The moths reach a wingspan of 28 to 36 millimeters. They are distinctively patterned. All wings have a snow-white ground color. On the forewings there is a typical, clearly orange-yellow marking approximately in the form of a Y, framed by two other, smaller spots of the same colour. On the outer edge of the forewings there are some small black dots. The lower wings at the inner edge have very fine white hairs.

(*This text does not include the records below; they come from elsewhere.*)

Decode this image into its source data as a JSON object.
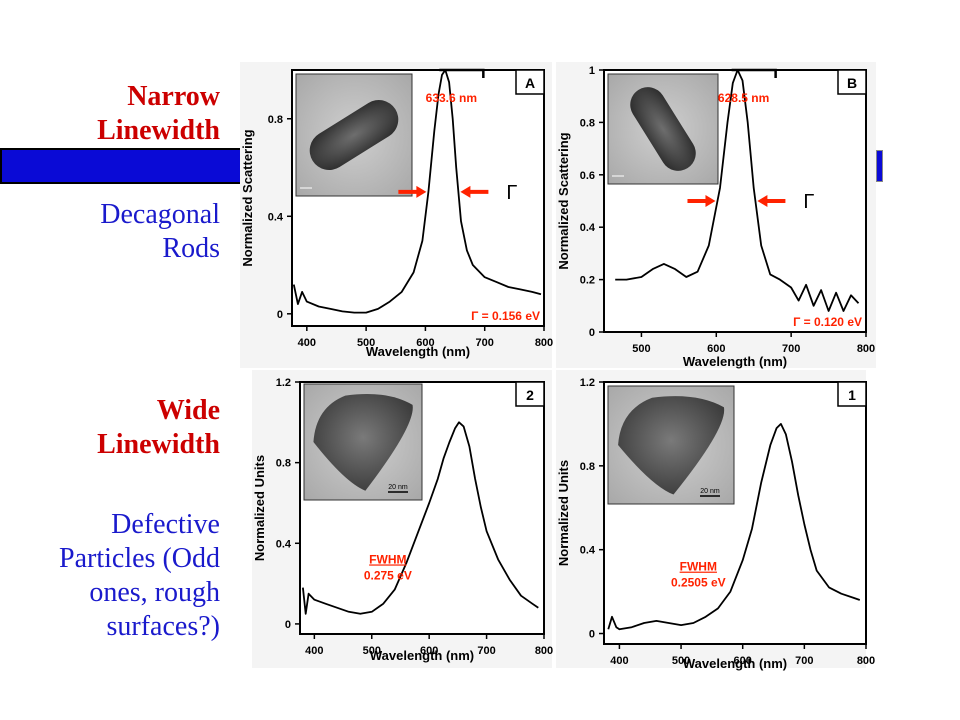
{
  "labels": {
    "narrow_line1": "Narrow",
    "narrow_line2": "Linewidth",
    "decagonal_line1": "Decagonal",
    "decagonal_line2": "Rods",
    "wide_line1": "Wide",
    "wide_line2": "Linewidth",
    "defective_line1": "Defective",
    "defective_line2": "Particles (Odd",
    "defective_line3": "ones, rough",
    "defective_line4": "surfaces?)"
  },
  "colors": {
    "red": "#cc0000",
    "blue": "#1a1acc",
    "bar": "#0a0ad6",
    "annotation": "#ff2200"
  },
  "chart_data": [
    {
      "type": "line",
      "panel_label": "A",
      "xlabel": "Wavelength (nm)",
      "ylabel": "Normalized Scattering",
      "xlim": [
        375,
        800
      ],
      "ylim": [
        -0.05,
        1.0
      ],
      "xticks": [
        400,
        500,
        600,
        700,
        800
      ],
      "yticks": [
        0,
        0.4,
        0.8
      ],
      "ytick_labels": [
        "0",
        "0.4",
        "0.8"
      ],
      "peak_label": "633.6 nm",
      "gamma_symbol": "Γ",
      "width_label": "Γ =  0.156 eV",
      "image": "tem-rod-image",
      "series": [
        {
          "x": [
            378,
            385,
            392,
            400,
            420,
            440,
            460,
            480,
            500,
            520,
            540,
            560,
            580,
            595,
            605,
            615,
            622,
            628,
            633.6,
            640,
            646,
            652,
            660,
            670,
            680,
            700,
            720,
            740,
            760,
            780,
            795
          ],
          "y": [
            0.12,
            0.04,
            0.09,
            0.05,
            0.03,
            0.02,
            0.01,
            0.005,
            0.005,
            0.02,
            0.05,
            0.09,
            0.17,
            0.3,
            0.5,
            0.75,
            0.9,
            0.98,
            1.0,
            0.95,
            0.8,
            0.6,
            0.38,
            0.26,
            0.2,
            0.15,
            0.13,
            0.11,
            0.1,
            0.09,
            0.08
          ]
        }
      ]
    },
    {
      "type": "line",
      "panel_label": "B",
      "xlabel": "Wavelength (nm)",
      "ylabel": "Normalized Scattering",
      "xlim": [
        450,
        800
      ],
      "ylim": [
        0,
        1.0
      ],
      "xticks": [
        500,
        600,
        700,
        800
      ],
      "yticks": [
        0,
        0.2,
        0.4,
        0.6,
        0.8,
        1
      ],
      "ytick_labels": [
        "0",
        "0.2",
        "0.4",
        "0.6",
        "0.8",
        "1"
      ],
      "peak_label": "628.5 nm",
      "gamma_symbol": "Γ",
      "width_label": "Γ =  0.120 eV",
      "image": "tem-rod-image",
      "series": [
        {
          "x": [
            465,
            480,
            500,
            515,
            530,
            545,
            560,
            575,
            590,
            605,
            615,
            622,
            628.5,
            635,
            642,
            650,
            660,
            672,
            685,
            700,
            710,
            720,
            730,
            740,
            750,
            760,
            770,
            780,
            790
          ],
          "y": [
            0.2,
            0.2,
            0.21,
            0.24,
            0.26,
            0.24,
            0.21,
            0.23,
            0.33,
            0.55,
            0.8,
            0.95,
            1.0,
            0.96,
            0.8,
            0.55,
            0.33,
            0.22,
            0.2,
            0.17,
            0.12,
            0.18,
            0.1,
            0.16,
            0.08,
            0.15,
            0.08,
            0.14,
            0.11
          ]
        }
      ]
    },
    {
      "type": "line",
      "panel_label": "2",
      "xlabel": "Wavelength (nm)",
      "ylabel": "Normalized Units",
      "xlim": [
        375,
        800
      ],
      "ylim": [
        -0.05,
        1.2
      ],
      "xticks": [
        400,
        500,
        600,
        700,
        800
      ],
      "yticks": [
        0,
        0.4,
        0.8,
        1.2
      ],
      "ytick_labels": [
        "0",
        "0.4",
        "0.8",
        "1.2"
      ],
      "fwhm_label": "FWHM",
      "fwhm_value": "0.275 eV",
      "image": "tem-triangle-image",
      "scale_text": "20 nm",
      "series": [
        {
          "x": [
            380,
            385,
            390,
            400,
            420,
            440,
            460,
            480,
            500,
            520,
            540,
            560,
            580,
            600,
            615,
            625,
            635,
            645,
            652,
            660,
            670,
            680,
            690,
            700,
            720,
            740,
            760,
            780,
            790
          ],
          "y": [
            0.18,
            0.05,
            0.15,
            0.12,
            0.1,
            0.08,
            0.06,
            0.05,
            0.06,
            0.1,
            0.17,
            0.3,
            0.45,
            0.6,
            0.72,
            0.82,
            0.9,
            0.97,
            1.0,
            0.98,
            0.88,
            0.72,
            0.58,
            0.46,
            0.32,
            0.22,
            0.14,
            0.1,
            0.08
          ]
        }
      ]
    },
    {
      "type": "line",
      "panel_label": "1",
      "xlabel": "Wavelength (nm)",
      "ylabel": "Normalized Units",
      "xlim": [
        375,
        800
      ],
      "ylim": [
        -0.05,
        1.2
      ],
      "xticks": [
        400,
        500,
        600,
        700,
        800
      ],
      "yticks": [
        0,
        0.4,
        0.8,
        1.2
      ],
      "ytick_labels": [
        "0",
        "0.4",
        "0.8",
        "1.2"
      ],
      "fwhm_label": "FWHM",
      "fwhm_value": "0.2505 eV",
      "image": "tem-triangle-image",
      "scale_text": "20 nm",
      "series": [
        {
          "x": [
            382,
            388,
            395,
            400,
            420,
            440,
            460,
            480,
            500,
            520,
            540,
            560,
            580,
            600,
            615,
            630,
            645,
            655,
            662,
            670,
            680,
            690,
            700,
            710,
            720,
            740,
            760,
            780,
            790
          ],
          "y": [
            0.02,
            0.08,
            0.03,
            0.02,
            0.03,
            0.05,
            0.06,
            0.05,
            0.04,
            0.05,
            0.08,
            0.12,
            0.2,
            0.35,
            0.5,
            0.72,
            0.9,
            0.98,
            1.0,
            0.95,
            0.82,
            0.66,
            0.52,
            0.4,
            0.3,
            0.22,
            0.19,
            0.17,
            0.16
          ]
        }
      ]
    }
  ]
}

The egg is flat arched of white, yellowish or light green colour. The caterpillar is smooth with only a few hairs. It is yellow-green, with two dark green, yellowish dorsal lines, as well as black stigmas and golden yellow stripes above the feet. The head is dark green. The pupa is slender and cylindrical, rounded at the end.

==Description in Seitz==
Pure white, the forewing with a transverse row of bright ochreous, proximally black-edged spots, commencing at the anterior margin of the cell and becoming much wider towards the hind margin; in the distal half a transverse row of blackish spots, of which
only the last one is prominent, standing in a broad yellow patch before the hind margin. Collar white or yellow. Central and Eastern Europe in mountainous districts, on the whole sporadic, and rare in many places, northward to the Baltic provinces and Finland, eastward to the Ural and the Carpathians; Amur and Ussuri districts, Japan. — The species occurs in two light forms in Eastern Asia and Russia, albida Bdv., whose forewing is almost without markings, and unicolora Mén., which is entirely white excepting a few black scales in the forewing. The former occurs in Northern Europe as far as Finland, and the latter is found in the Baltic provinces and is the predominant form in Eastern Asia. —Egg slightly convex, glossy, white, yellowish or greenish. Larva glossy, yellowish green, with some darker yellow dorsal longitudinal lines and a similar stripe below the intensely black stigmata; legs and anal claspers ringed with black. July—August on Birch. Pupa
black-brown, in a white cocoon on the ground between fallen-off leaves.

==Biology==

In Central Europe, light birch forests, bogs, as well as warm slopes and heaths with birch trees are the preferred habitat.
In Central Europe the moths fly annually in a generation from mid-May to the end of June. They are nocturnal and also fly to artificial light sources. The caterpillars are found from mid-June to the end of August. They feed predominantly on the leaves of birch trees (Betula). Both the moths and the caterpillars prefer to stay in the treetops. Pupation takes place in a web on the earth. The pupa hibernates.